We are writing to suggest that City of Asheville leaders please adopt Candace Pickens Memorial Park into the city Parks and Recreation portfolio of assets. Please don’t leave this park in limbo once again. Candace’s family and the community deserve better than to repeat the same failures of leadership in maintaining the former Jones Park, originally built here in 1999.
In August 2021, Asheville City Schools and City of Asheville leaders met behind closed doors to discuss Jones Park, and the public subsequently learned that a decision was made to tear down the playground without a replacement plan. There was no discussion with the community about potential options for saving or replacing this treasured park. We hope that our city leaders will do better than this in several decades, when this park eventually needs to be replaced. Adopting the park is a small step toward not repeating this cycle again.
Thanks go to Asheville City Council members and Asheville City school board members, voting unanimously in 2022, to allow Jones Park to be rebuilt with private funding from the community. In this process, the park was renamed for Candace Pickens, tragically killed here in 2016.
With huge support from businesses and community members across the city and multistate region, more than 1,000 volunteers brought this playground back on line last October.
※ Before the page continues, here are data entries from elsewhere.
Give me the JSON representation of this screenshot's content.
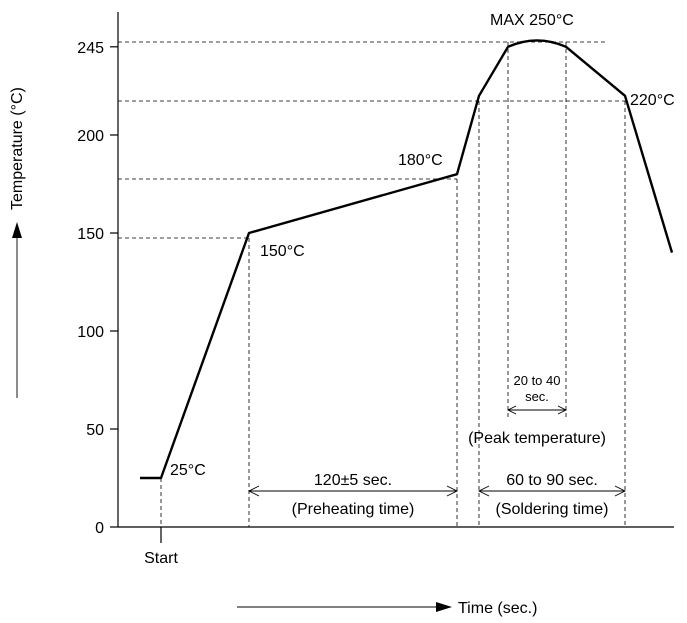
{
  "chart_data": {
    "type": "line",
    "ylabel": "Temperature (°C)",
    "xlabel": "Time (sec.)",
    "ylim": [
      0,
      250
    ],
    "yticks": [
      "0",
      "50",
      "100",
      "150",
      "200",
      "245"
    ],
    "ytick_values": [
      0,
      50,
      100,
      150,
      200,
      245
    ],
    "start_label": "Start",
    "series": [
      {
        "points_temperature": [
          25,
          25,
          150,
          180,
          220,
          245,
          250,
          245,
          220,
          140
        ]
      }
    ],
    "annotations": {
      "t25": "25°C",
      "t150": "150°C",
      "t180": "180°C",
      "t220": "220°C",
      "tmax": "MAX 250°C",
      "preheat_duration": "120±5 sec.",
      "preheat_name": "(Preheating time)",
      "solder_duration": "60 to 90 sec.",
      "solder_name": "(Soldering time)",
      "peak_duration_1": "20 to 40",
      "peak_duration_2": "sec.",
      "peak_name": "(Peak temperature)"
    }
  }
}
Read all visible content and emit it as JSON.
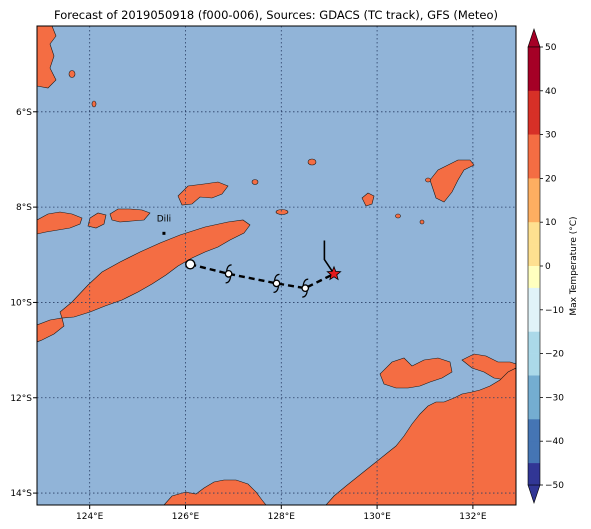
{
  "title": "Forecast of 2019050918 (f000-006), Sources: GDACS (TC track), GFS (Meteo)",
  "map": {
    "lon_range": [
      122.9,
      132.9
    ],
    "lat_range": [
      -14.25,
      -4.2
    ],
    "ocean_color": "#91b4d8",
    "land_color": "#f46d43",
    "x_ticks": [
      {
        "value": 124,
        "label": "124°E"
      },
      {
        "value": 126,
        "label": "126°E"
      },
      {
        "value": 128,
        "label": "128°E"
      },
      {
        "value": 130,
        "label": "130°E"
      },
      {
        "value": 132,
        "label": "132°E"
      }
    ],
    "y_ticks": [
      {
        "value": -6,
        "label": "6°S"
      },
      {
        "value": -8,
        "label": "8°S"
      },
      {
        "value": -10,
        "label": "10°S"
      },
      {
        "value": -12,
        "label": "12°S"
      },
      {
        "value": -14,
        "label": "14°S"
      }
    ],
    "city": {
      "name": "Dili",
      "lon": 125.55,
      "lat": -8.55
    }
  },
  "track": {
    "points": [
      {
        "lon": 126.1,
        "lat": -9.2,
        "kind": "low"
      },
      {
        "lon": 126.9,
        "lat": -9.4,
        "kind": "storm"
      },
      {
        "lon": 127.9,
        "lat": -9.6,
        "kind": "storm"
      },
      {
        "lon": 128.5,
        "lat": -9.7,
        "kind": "storm"
      },
      {
        "lon": 129.1,
        "lat": -9.4,
        "kind": "current"
      }
    ],
    "past_path": [
      [
        128.9,
        -8.7
      ],
      [
        128.9,
        -9.1
      ],
      [
        129.1,
        -9.4
      ]
    ]
  },
  "colorbar": {
    "label": "Max Temperature (°C)",
    "ticks": [
      "50",
      "40",
      "30",
      "20",
      "10",
      "0",
      "−10",
      "−20",
      "−30",
      "−40",
      "−50"
    ],
    "colors": [
      "#a50026",
      "#d73027",
      "#f46d43",
      "#fdae61",
      "#fee090",
      "#ffffbf",
      "#e0f3f8",
      "#abd9e9",
      "#74add1",
      "#4575b4",
      "#313695"
    ]
  }
}
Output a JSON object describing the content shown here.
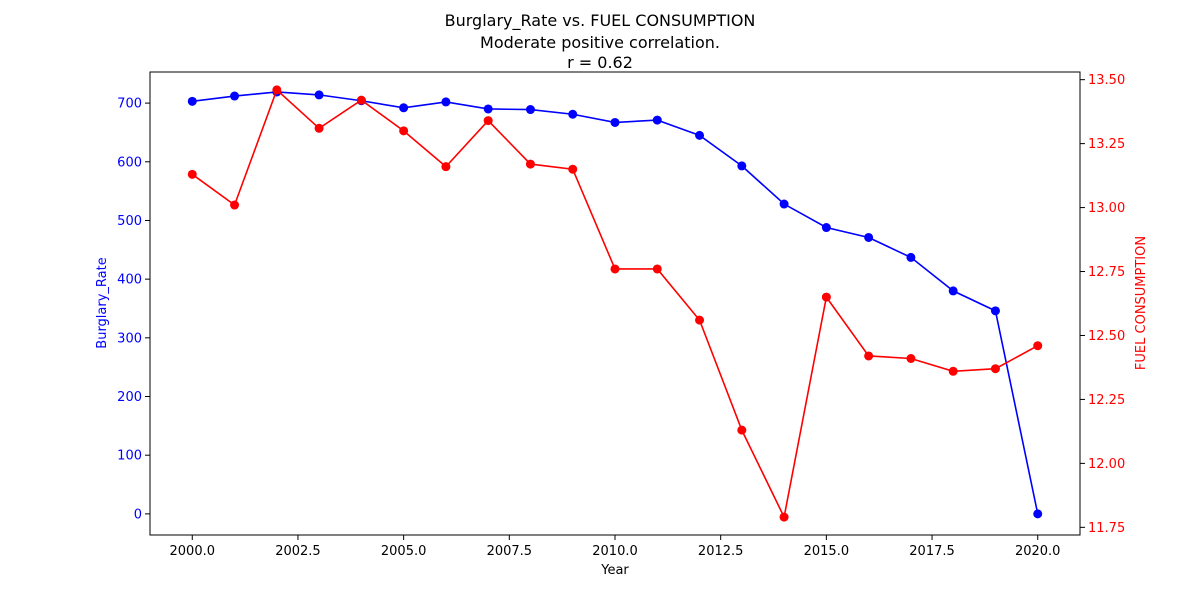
{
  "chart_data": {
    "type": "line",
    "title_lines": [
      "Burglary_Rate vs. FUEL CONSUMPTION",
      "Moderate positive correlation.",
      "r = 0.62"
    ],
    "xlabel": "Year",
    "ylabel_left": "Burglary_Rate",
    "ylabel_right": "FUEL CONSUMPTION",
    "x": [
      2000,
      2001,
      2002,
      2003,
      2004,
      2005,
      2006,
      2007,
      2008,
      2009,
      2010,
      2011,
      2012,
      2013,
      2014,
      2015,
      2016,
      2017,
      2018,
      2019,
      2020
    ],
    "xlim": [
      1999.0,
      2021.0
    ],
    "xticks": [
      "2000.0",
      "2002.5",
      "2005.0",
      "2007.5",
      "2010.0",
      "2012.5",
      "2015.0",
      "2017.5",
      "2020.0"
    ],
    "xtick_values": [
      2000.0,
      2002.5,
      2005.0,
      2007.5,
      2010.0,
      2012.5,
      2015.0,
      2017.5,
      2020.0
    ],
    "ylim_left": [
      -36,
      753
    ],
    "yticks_left": [
      0,
      100,
      200,
      300,
      400,
      500,
      600,
      700
    ],
    "ylim_right": [
      11.72,
      13.53
    ],
    "yticks_right": [
      "11.75",
      "12.00",
      "12.25",
      "12.50",
      "12.75",
      "13.00",
      "13.25",
      "13.50"
    ],
    "ytick_values_right": [
      11.75,
      12.0,
      12.25,
      12.5,
      12.75,
      13.0,
      13.25,
      13.5
    ],
    "grid": false,
    "series": [
      {
        "name": "Burglary_Rate",
        "axis": "left",
        "color": "#0000ff",
        "values": [
          703,
          712,
          719,
          714,
          704,
          692,
          702,
          690,
          689,
          681,
          667,
          671,
          645,
          593,
          528,
          488,
          471,
          437,
          380,
          346,
          0
        ]
      },
      {
        "name": "FUEL CONSUMPTION",
        "axis": "right",
        "color": "#ff0000",
        "values": [
          13.13,
          13.01,
          13.46,
          13.31,
          13.42,
          13.3,
          13.16,
          13.34,
          13.17,
          13.15,
          12.76,
          12.76,
          12.56,
          12.13,
          11.79,
          12.65,
          12.42,
          12.41,
          12.36,
          12.37,
          12.46
        ]
      }
    ]
  }
}
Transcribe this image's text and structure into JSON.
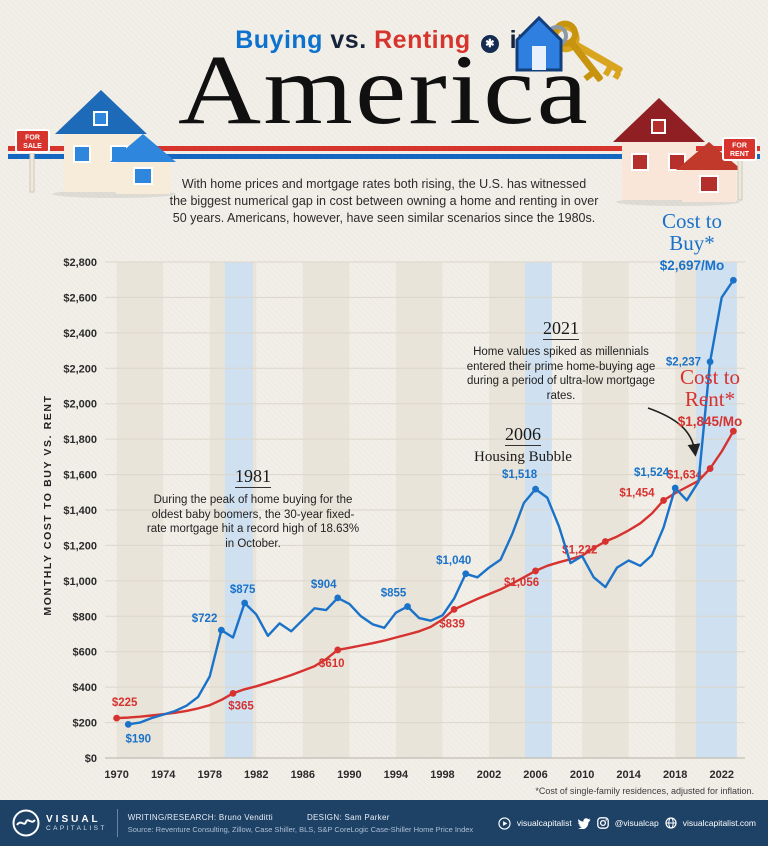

It was two solid years without a park. We really don’t want to repeat this again, losing a treasured park without a replacement plan.
Most of us thought the signed interlocal agreement meant we had city leaders’ support in designating this as a true city park. In the agreement, city Parks and Recreation is obligated to “maintain the playground for 20 years or the life of the equipment, whichever is longer.” Asheville City Schools agreed to cut the grass. Seems like a great win for the city and school to have this asset for all to use. Nice example of leveraging the resources we collectively have here in Asheville to create better parks for everyone.
The city originally helped build this park in 1999 and provided maintenance for many years, proudly posting the city logo on the sign. Why doesn’t the city want to put its logo on this now? Why won’t the city adopt Candace Pickens Memorial Park into the park system? We’ve heard it’s a lack of funding, but this isn’t true. The city incurs no additional cost in claiming it other than posting a sign.
It seems like putting this playground on the city park finder website so folks from across the city know they are welcome to use this playground would be something we should all support. It literally costs no more than the city is already obligated to pay for maintenance already. This is a huge gift to the city to get a free park in a place where generations of families have played for decades.
Take the win — put the City of Asheville logo on the park and tell everyone it’s here for them to use. We want more kids from all parts of the city playing here together. We all, adults and children, build relationships organically bridging all socioeconomic boundaries in shared spaces such as this. Parks build community.
We the undersigned all supported the rebuilding of the park and collectively support the adoption of Candace Pickens Memorial Park into the city Parks and Recreation portfolio of resources. Putting the city logo on the park is a small but important symbolic gesture letting people know this is a place where they are welcome and that the city supports and cares for this park. Please, City Council members and Asheville City school board members, work together to make this an official city park.
— Lowell Grabel, Michael N. Lewis and David L. Rodgers
Asheville
— Leigh Jackson
Atlanta
They cannot afford or maintain the parks that they claim now, so add another? Why not, just tack on another tax increase.
There was a campaign by her own mother who did not want this renaming after Candace. Respect the family.
Wrong. Her mother supported naming the park for her:
https://www.citizen-times.com/story/news/local/2022/10/11/north-asheville-jones-park-renamed-to-honor-candace-pickens/69553062007/
“Keesha Martinez, mother to Pickens, attended the Oct. 10 meeting. She advocated for the park to be named in her daughter’s honor at the Sept. 27 City Council meeting, and said it was a place she used to take her children when they were young and, in turn, where Candace took her own son.”